When we reached the foyer, he said, “I enjoyed meeting your family the other day.”
“No, you didn’t.” The words were out before I could call them back.
As if I hadn’t rudely interrupted, he said, “I’ve met Eve before, but I don’t think she remembered.”
“Eve doesn’t forget anything.” I bit my lip, wondering where I’d left my filters. My father had taught me to be kind but to speak my mind. Maybe the salt air was reminding me of the girl my father had known.
He shook his head. “No, she probably blocked it out on purpose.”
I frowned up at him. “What do you mean?”
“It was after church, when we were kids. I was with my aunts, and you and your sister were with your parents. Eve was wearing a ridiculous purple dress with lots of bows and ruffles. It was after I’d heard you play that one night—my aunt Bernadett had pointed you out to me.
“You and your family walked past us outside and I decided I wanted to say hello to you, but just as I turned, Eve stepped in front of me, blocking my way, and introduced herself.

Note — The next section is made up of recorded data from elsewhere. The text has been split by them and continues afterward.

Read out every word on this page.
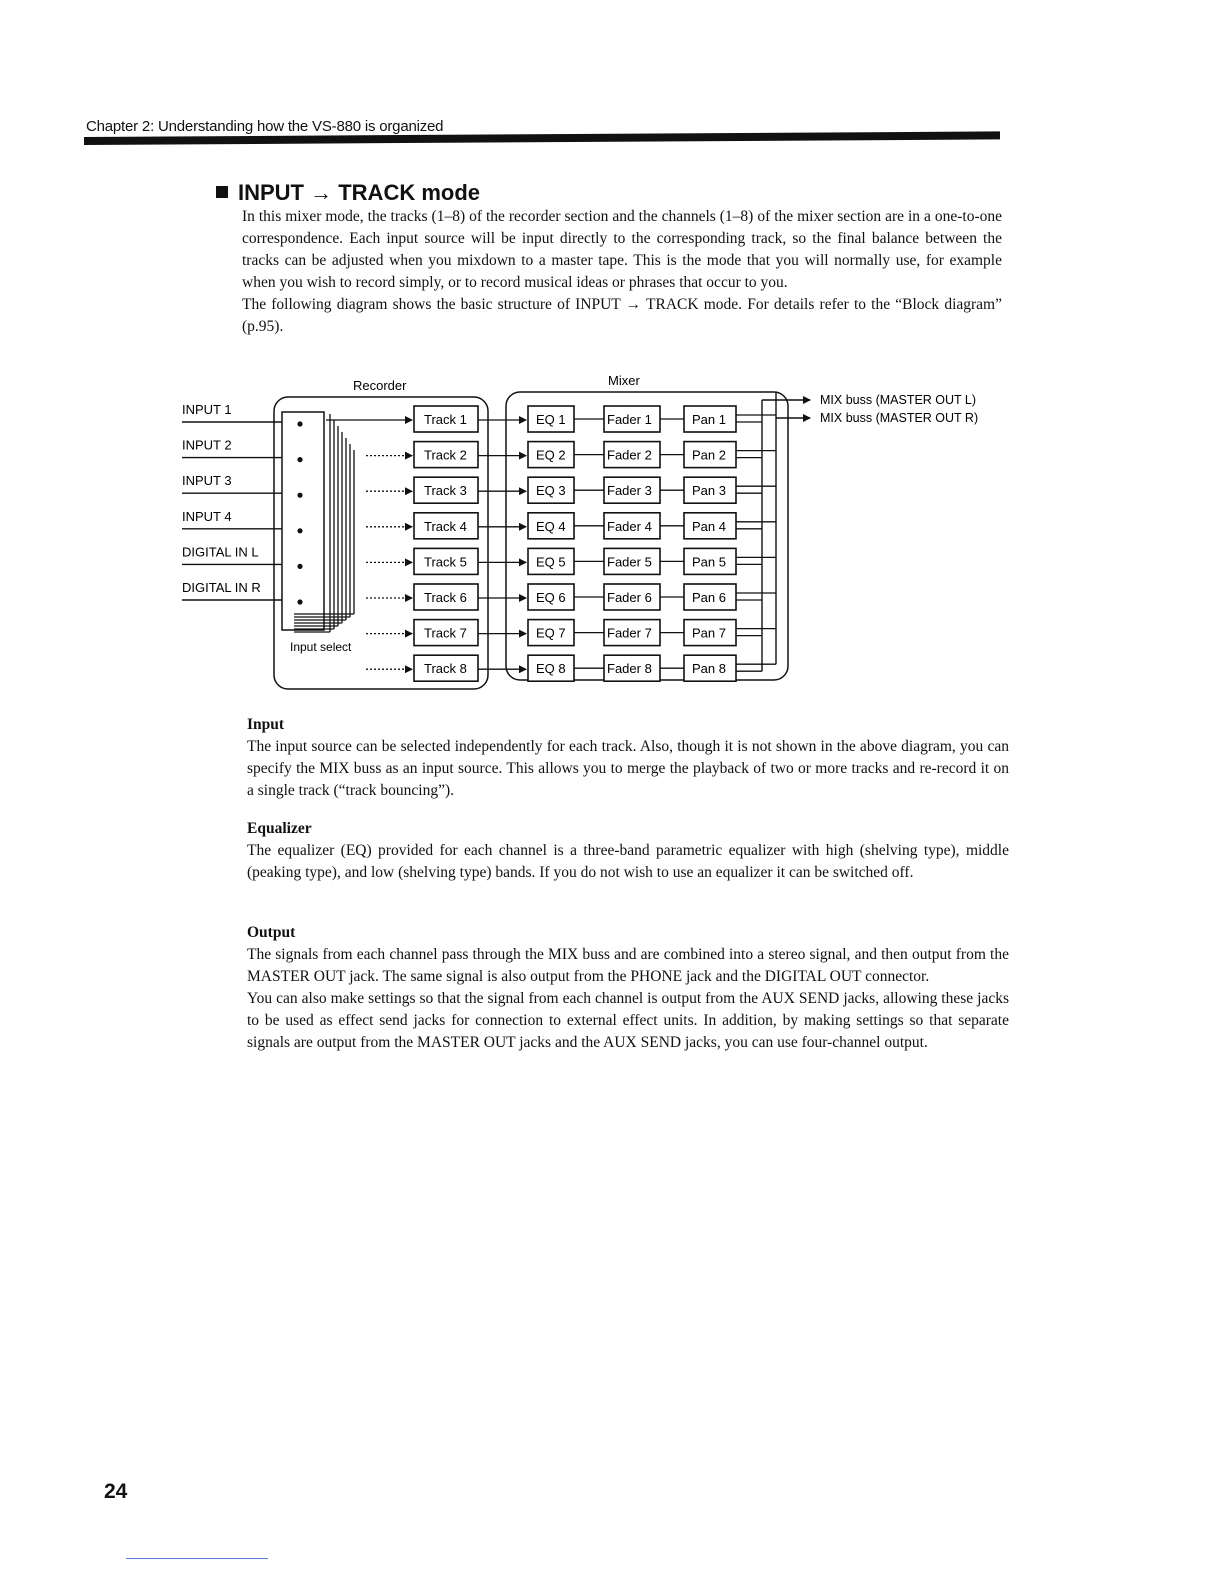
Chapter 2: Understanding how the VS-880 is organized
INPUT → TRACK mode

In this mixer mode, the tracks (1–8) of the recorder section and the channels (1–8) of the mixer section are in a one-to-one correspondence. Each input source will be input directly to the corresponding track, so the final balance between the tracks can be adjusted when you mixdown to a master tape. This is the mode that you will normally use, for example when you wish to record simply, or to record musical ideas or phrases that occur to you.

The following diagram shows the basic structure of INPUT → TRACK mode. For details refer to the “Block diagram” (p.95).

Recorder	Mixer
Input select
INPUT 1
INPUT 2
INPUT 3
INPUT 4
DIGITAL IN L
DIGITAL IN R
Track 1
Track 2
Track 3
Track 4
Track 5
Track 6
Track 7
Track 8
EQ 1	Fader 1	Pan 1
EQ 2	Fader 2	Pan 2
EQ 3	Fader 3	Pan 3
EQ 4	Fader 4	Pan 4
EQ 5	Fader 5	Pan 5
EQ 6	Fader 6	Pan 6
EQ 7	Fader 7	Pan 7
EQ 8	Fader 8	Pan 8
MIX buss (MASTER OUT L)
MIX buss (MASTER OUT R)
Input

The input source can be selected independently for each track. Also, though it is not shown in the above diagram, you can specify the MIX buss as an input source. This allows you to merge the playback of two or more tracks and re-record it on a single track (“track bouncing”).

Equalizer

The equalizer (EQ) provided for each channel is a three-band parametric equalizer with high (shelving type), middle (peaking type), and low (shelving type) bands. If you do not wish to use an equalizer it can be switched off.

Output

The signals from each channel pass through the MIX buss and are combined into a stereo signal, and then output from the MASTER OUT jack. The same signal is also output from the PHONE jack and the DIGITAL OUT connector.

You can also make settings so that the signal from each channel is output from the AUX SEND jacks, allowing these jacks to be used as effect send jacks for connection to external effect units. In addition, by making settings so that separate signals are output from the MASTER OUT jacks and the AUX SEND jacks, you can use four-channel output.

24
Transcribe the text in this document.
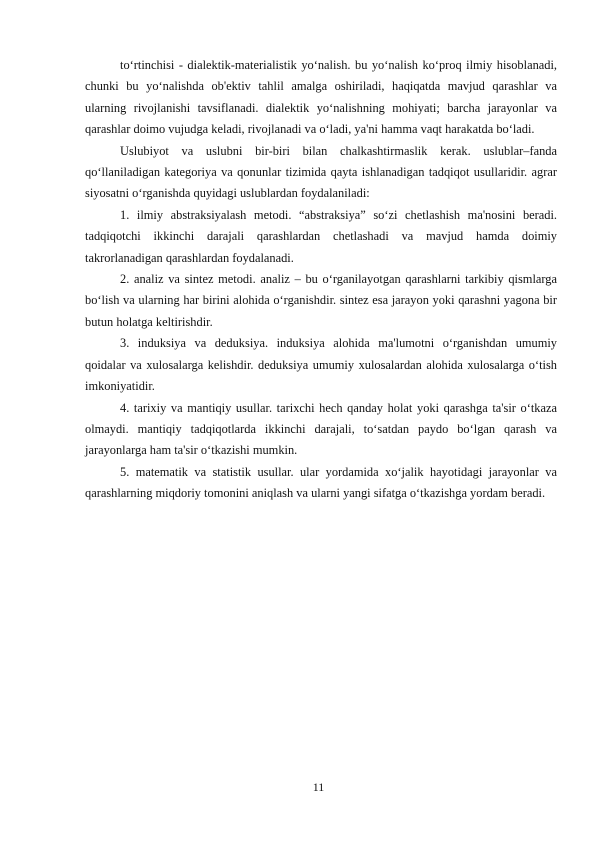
to‘rtinchisi - dialektik-materialistik yo‘nalish. bu yo‘nalish ko‘proq ilmiy hisoblanadi, chunki bu yo‘nalishda ob'ektiv tahlil amalga oshiriladi, haqiqatda mavjud qarashlar va ularning rivojlanishi tavsiflanadi. dialektik yo‘nalishning mohiyati; barcha jarayonlar va qarashlar doimo vujudga keladi, rivojlanadi va o‘ladi, ya'ni hamma vaqt harakatda bo‘ladi.

Uslubiyot va uslubni bir-biri bilan chalkashtirmaslik kerak. uslublar–fanda qo‘llaniladigan kategoriya va qonunlar tizimida qayta ishlanadigan tadqiqot usullaridir. agrar siyosatni o‘rganishda quyidagi uslublardan foydalaniladi:

1. ilmiy abstraksiyalash metodi. “abstraksiya” so‘zi chetlashish ma'nosini beradi. tadqiqotchi ikkinchi darajali qarashlardan chetlashadi va mavjud hamda doimiy takrorlanadigan qarashlardan foydalanadi.

2. analiz va sintez metodi. analiz – bu o‘rganilayotgan qarashlarni tarkibiy qismlarga bo‘lish va ularning har birini alohida o‘rganishdir. sintez esa jarayon yoki qarashni yagona bir butun holatga keltirishdir.

3. induksiya va deduksiya. induksiya alohida ma'lumotni o‘rganishdan umumiy qoidalar va xulosalarga kelishdir. deduksiya umumiy xulosalardan alohida xulosalarga o‘tish imkoniyatidir.

4. tarixiy va mantiqiy usullar. tarixchi hech qanday holat yoki qarashga ta'sir o‘tkaza olmaydi. mantiqiy tadqiqotlarda ikkinchi darajali, to‘satdan paydo bo‘lgan qarash va jarayonlarga ham ta'sir o‘tkazishi mumkin.

5. matematik va statistik usullar. ular yordamida xo‘jalik hayotidagi jarayonlar va qarashlarning miqdoriy tomonini aniqlash va ularni yangi sifatga o‘tkazishga yordam beradi.

11
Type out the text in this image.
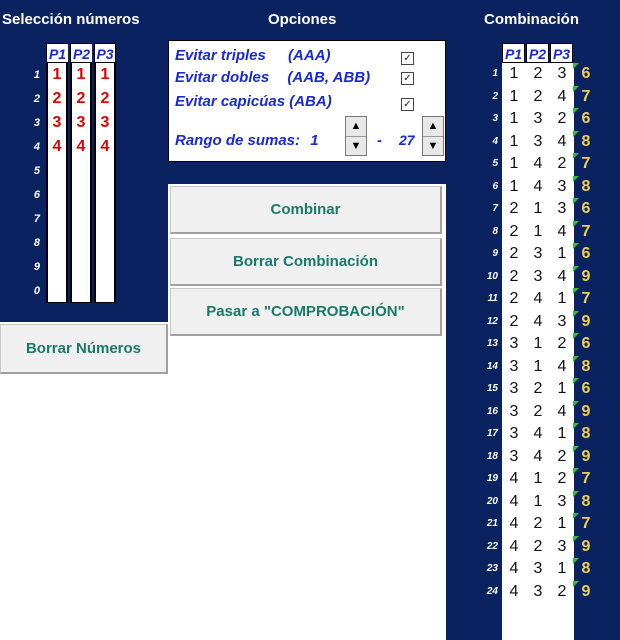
Selección números	Opciones	Combinación
P1 P2 P3
1 1 1 1
2 2 2 2
3 3 3 3
4 4 4 4
5
6
7
8
9
0
Evitar triples (AAA)	✓
Evitar dobles (AAB, ABB)	✓
Evitar capicúas (ABA)	✓
Rango de sumas: 1
▲
▼	- 27
▲
▼
Combinar
Borrar Combinación
Pasar a "COMPROBACIÓN"
Borrar Números
P1 P2 P3
1 1 2 3 6
2 1 2 4 7
3 1 3 2 6
4 1 3 4 8
5 1 4 2 7
6 1 4 3 8
7 2 1 3 6
8 2 1 4 7
9 2 3 1 6
10 2 3 4 9
11 2 4 1 7
12 2 4 3 9
13 3 1 2 6
14 3 1 4 8
15 3 2 1 6
16 3 2 4 9
17 3 4 1 8
18 3 4 2 9
19 4 1 2 7
20 4 1 3 8
21 4 2 1 7
22 4 2 3 9
23 4 3 1 8
24 4 3 2 9
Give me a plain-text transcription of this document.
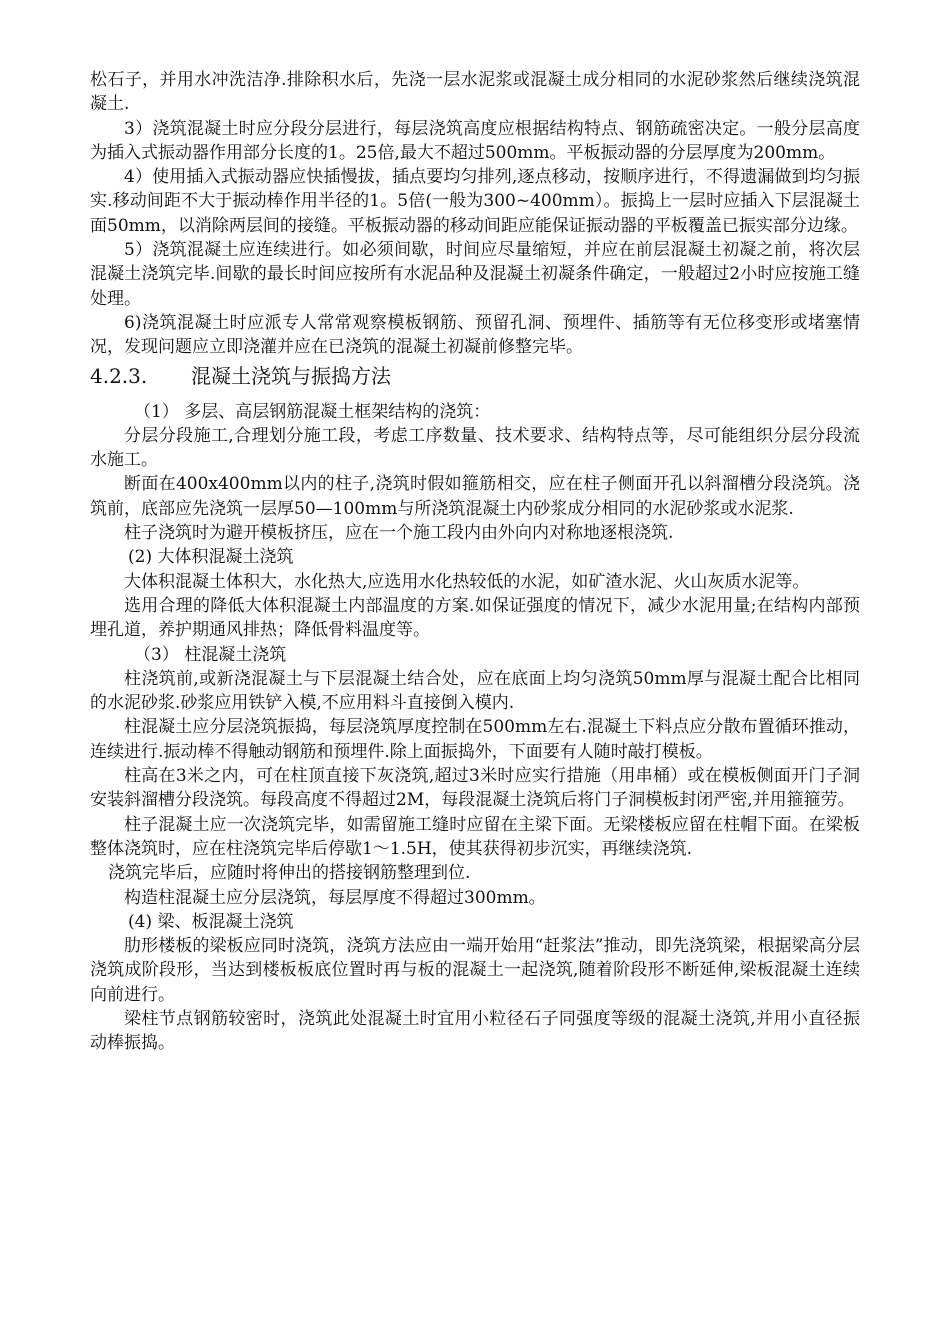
松石子，并用水冲洗洁净.排除积水后，先浇一层水泥浆或混凝土成分相同的水泥砂浆然后继续浇筑混凝土.

3）浇筑混凝土时应分段分层进行，每层浇筑高度应根据结构特点、钢筋疏密决定。一般分层高度为插入式振动器作用部分长度的1。25倍,最大不超过500mm。平板振动器的分层厚度为200mm。

4）使用插入式振动器应快插慢拔，插点要均匀排列,逐点移动，按顺序进行，不得遗漏做到均匀振实.移动间距不大于振动棒作用半径的1。5倍(一般为300~400mm）。振捣上一层时应插入下层混凝土面50mm，以消除两层间的接缝。平板振动器的移动间距应能保证振动器的平板覆盖已振实部分边缘。

5）浇筑混凝土应连续进行。如必须间歇，时间应尽量缩短，并应在前层混凝土初凝之前，将次层混凝土浇筑完毕.间歇的最长时间应按所有水泥品种及混凝土初凝条件确定，一般超过2小时应按施工缝处理。

6)浇筑混凝土时应派专人常常观察模板钢筋、预留孔洞、预埋件、插筋等有无位移变形或堵塞情况，发现问题应立即浇灌并应在已浇筑的混凝土初凝前修整完毕。

4.2.3. 混凝土浇筑与振捣方法

（1） 多层、高层钢筋混凝土框架结构的浇筑：

分层分段施工,合理划分施工段，考虑工序数量、技术要求、结构特点等，尽可能组织分层分段流水施工。

断面在400x400mm以内的柱子,浇筑时假如箍筋相交，应在柱子侧面开孔以斜溜槽分段浇筑。浇筑前，底部应先浇筑一层厚50—100mm与所浇筑混凝土内砂浆成分相同的水泥砂浆或水泥浆.

柱子浇筑时为避开模板挤压，应在一个施工段内由外向内对称地逐根浇筑.

(2) 大体积混凝土浇筑

大体积混凝土体积大，水化热大,应选用水化热较低的水泥，如矿渣水泥、火山灰质水泥等。

选用合理的降低大体积混凝土内部温度的方案.如保证强度的情况下，减少水泥用量;在结构内部预埋孔道，养护期通风排热；降低骨料温度等。

（3） 柱混凝土浇筑

柱浇筑前,或新浇混凝土与下层混凝土结合处，应在底面上均匀浇筑50mm厚与混凝土配合比相同的水泥砂浆.砂浆应用铁铲入模,不应用料斗直接倒入模内.

柱混凝土应分层浇筑振捣，每层浇筑厚度控制在500mm左右.混凝土下料点应分散布置循环推动，连续进行.振动棒不得触动钢筋和预埋件.除上面振捣外，下面要有人随时敲打模板。

柱高在3米之内，可在柱顶直接下灰浇筑,超过3米时应实行措施（用串桶）或在模板侧面开门子洞安装斜溜槽分段浇筑。每段高度不得超过2M，每段混凝土浇筑后将门子洞模板封闭严密,并用箍箍劳。

柱子混凝土应一次浇筑完毕，如需留施工缝时应留在主梁下面。无梁楼板应留在柱帽下面。在梁板整体浇筑时，应在柱浇筑完毕后停歇1～1.5H，使其获得初步沉实，再继续浇筑.

浇筑完毕后，应随时将伸出的搭接钢筋整理到位.

构造柱混凝土应分层浇筑，每层厚度不得超过300mm。

(4) 梁、板混凝土浇筑

肋形楼板的梁板应同时浇筑，浇筑方法应由一端开始用“赶浆法”推动，即先浇筑梁，根据梁高分层浇筑成阶段形，当达到楼板板底位置时再与板的混凝土一起浇筑,随着阶段形不断延伸,梁板混凝土连续向前进行。

梁柱节点钢筋较密时，浇筑此处混凝土时宜用小粒径石子同强度等级的混凝土浇筑,并用小直径振动棒振捣。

I didn’t mean to be rude, but you were walking toward a group of your friends, and I wanted to reach you first.” He shrugged, a boyish gesture that he wouldn’t have made in one of his suits. “So I ignored her and kind of, well, shoved her aside so I could catch up to you. But I was too late. When I turned back to Eve to apologize, she looked so angry that I pretended I didn’t see her and walked right past her to my aunts. I felt badly and planned to find her the next Sunday to apologize, but I didn’t see you at church after that.”
I didn’t remember any of it, of course, except for the dress. Eve had worn it to my father’s memorial service because it was new and her favorite.
“Mama stopped taking us to church after my father died, and then we moved,” I said simply, forcing a smile I didn’t feel. “Let’s go see how your aunt and Gigi are doing.”